Eylemlerin süreklilik göstermesi ve gösterilerde Amerikan bayraklarının taşınması ve hatta Amerikan ulusal marşının tek tük te olsa bazı kişiler tarafından söyleniyor oluşu, Pekin yönetimi tarafından eleştiri konusu oluyor.

Bunun üzerine, ABD’ye gösterilerde parmağı olduğu suçlamasının yöneltilmesi, Ada’da siyasi gerginliğin açık seçik uluslararasılığa evrildiğine işaret ediyor.

ABD başkanı Donald Trump ve ardından Dışişleri bakanı Mike Pompei’nin birbiri ardına gelen açıklamalarında, Pekin yönetiminin Ada’daki yerleşik haklar meselesi ve demokratikleşme süreçlerinin ihlal edilmesine yönelik teşebbüslerini 1989 Tiannenman vakıasıyla ilişkilendirmeleri oldukça anlamlı.

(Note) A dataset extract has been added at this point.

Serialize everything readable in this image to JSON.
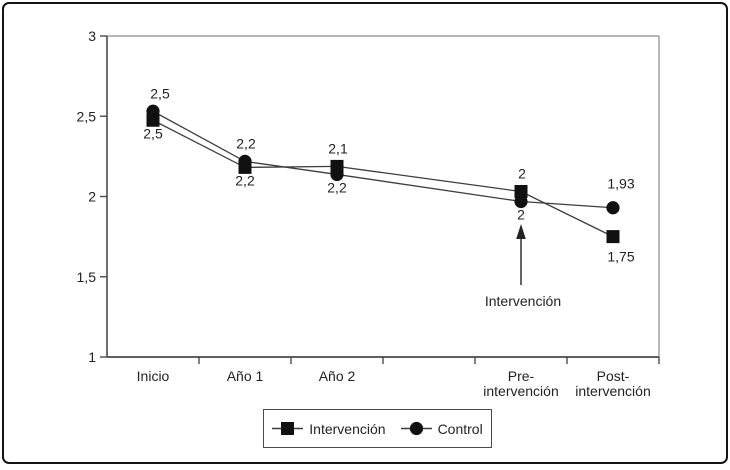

Buna temel teşkil eden gelişme ise, geçen hafta Ana Kıta Çin’de sınır boyundaki Shenzhen’deki bazı birliklerin tatbikat çerçevesinde hareketlilikleri nedeniyle gündeme geldi. Bununla birlikte, Pekin yönetiminin Ada’da gerçekleştireceği bir ordu ordunun müdahalesinin hem Ada’da hem de Ana Kıta Çin’de hiç beklenmedik tepkileri doğurabileceğini de akılda tutmakta fayda var.

Bu konuda bir başka gelişme ise, bir süre önce Hong Kong parlamentosunu basan grubun Tayvan’ı sığınmış olması. Çin Halk Cumhuriyeti, Tayvan’ı kendi ulus-devletinin bir parçası kabul etse de, Tayvan siyasi yönetimi ve sisteminin en azından mevcut durumda meşruiyeti resmi olarak tanınmamış bir devlet statüsünde oluşu, göstericilerin sığındığı bir ülke konumunda olduğunu ortaya koyuyor.

Daha önce de dile getirdiğimiz üzere Hong Kong’daki gösterilerin ardındaki demokrasi yanlısı grupların ana hedeflerinden biri hiç kuşku yok ki, Ana Kıta Çin’de toplum kesimleri üzerinde kışkırtıcı bir etkiyle benzer bir toplumsal tepkinin ve gösterilerin ortaya konulmasıdır.

Bu bağlamda, Hong Kongluların yanlarında bulabileceği en yakın güç, hiç kuşku yok ki, Tayvan olacaktır. Ardından, Ana Kıta Çin’de zaten var olan ancak demokratikleşmeci kesimlerin kitleleri harekete geçirebilmelerinin imkânını bulmalarını sağlamak olacaktır.

Bu nedenle, Pekin yönetiminin Ada’daki gelişmeleri çeşitli iletişim araçları üzerinden geniş kitlelere ulaşmasını engellemesi, bu tehdidi açıkça gördüğünün bir kanıtı hükmünde.

Ada’da tüm bu olup bitenlere karşılık, Pekin yönetiminin bir başka düşüncesinin göstericilerin büyük hatalar yapmasını beklemek olduğunu söyleyebiliriz. Bunun sonucunda Ada’daki özgürlükçü atmosferi ya kısa vadeli olarak kaba güçle veya uzun vadeli olarak uluslararası finans merkezi olma gibi özellikleri de dahil olmak üzere Ada’nın varlığını izole ederek ortaya koyacak şekilde gerçekleştirmesi mümkün gözüküyor.